En Navarra, este tipo de celebración parece seguir la misma cronología y, desde luego, aparece completamente perfilado en el XVIII, en el que el Ceremonial de la ciudad establece el itinerario que se tenía que seguir, con asistencia de la corporación local.
Las procesiones se sometieron enseguida a los vaivenes de la política decimonónica. La ocupación de Pamplona por los franceses entre 1808 y 1813 obligó a suspenderlas, al parecer para evitar las faltas de respeto por parte de los invasores, e incluso hubo de optarse por esconder las imágenes. Con la restauración de Fernando VII, se reanudaron -ya en 1815-, con sólo los tres pasos que se encontraban en buenas condiciones. Como la desamortización eclesiástica también afectó en principio a las corporaciones eclesiásticas de carácter laical -entre ellas las cofradías-, hubieron de volverse a interrumpir en 1837, hasta 1844, en que el Ayuntamiento moderado atendió las demandas que le llegaban para que restableciese la cofradía de la Soledad.

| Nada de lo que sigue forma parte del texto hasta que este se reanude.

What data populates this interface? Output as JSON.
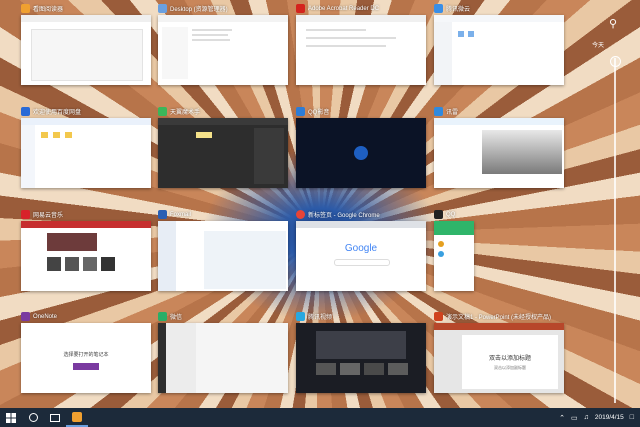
{
  "windows": [
    {
      "title": "看图阅读器",
      "icon_color": "#f0a030"
    },
    {
      "title": "Desktop (资源管理器)",
      "icon_color": "#6aa0e0"
    },
    {
      "title": "Adobe Acrobat Reader DC",
      "icon_color": "#d4231d"
    },
    {
      "title": "腾讯微云",
      "icon_color": "#3a8ee6"
    },
    {
      "title": "欢迎使用百度网盘",
      "icon_color": "#2a6ad6"
    },
    {
      "title": "天翼魔术手",
      "icon_color": "#3bb65a"
    },
    {
      "title": "QQ影音",
      "icon_color": "#2d7cd6"
    },
    {
      "title": "讯雷",
      "icon_color": "#2f8ae0"
    },
    {
      "title": "网易云音乐",
      "icon_color": "#d8222a"
    },
    {
      "title": "Foxmail",
      "icon_color": "#2a5fb3"
    },
    {
      "title": "新标签页 - Google Chrome",
      "icon_color": "#e84436"
    },
    {
      "title": "QQ",
      "icon_color": "#222222"
    },
    {
      "title": "OneNote",
      "icon_color": "#7a3aa0"
    },
    {
      "title": "微信",
      "icon_color": "#2aae67"
    },
    {
      "title": "腾讯视频",
      "icon_color": "#29a8e0"
    },
    {
      "title": "演示文稿1 - PowerPoint (未经授权产品)",
      "icon_color": "#d0431f"
    }
  ],
  "thumb_texts": {
    "google": "Google",
    "onenote_hint": "选择要打开的笔记本",
    "ppt_title": "双击以添加标题",
    "ppt_subtitle": "双击以添加副标题"
  },
  "timeline": {
    "label": "今天"
  },
  "taskbar": {
    "date": "2019/4/15"
  }
}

En 1873 el Ayuntamiento republicano de Pamplona dio no obstante en suprimir su apoyo a esta corporación y a la función de las Cinco Llagas, que tenía lugar el Jueves Santo; hasta 1875, en que -restaurados los Borbones en el trono de España- otro Ayuntamiento repuso todo.
El asunto volvería a replantearse con fuerza durante la II República. En 1932, el Ayuntamiento se abstuvo de adoptar acuerdo alguno sobre las Cinco Llagas, cuya función consistía precisamente, en parte en la ejecución de un voto hecho en 1599 para que la librase de la peste. El “Diario de Navarra” tomó la iniciativa de abrir una suscripción para suplirlo; la concurrencia fue más nutrida que en años anteriores.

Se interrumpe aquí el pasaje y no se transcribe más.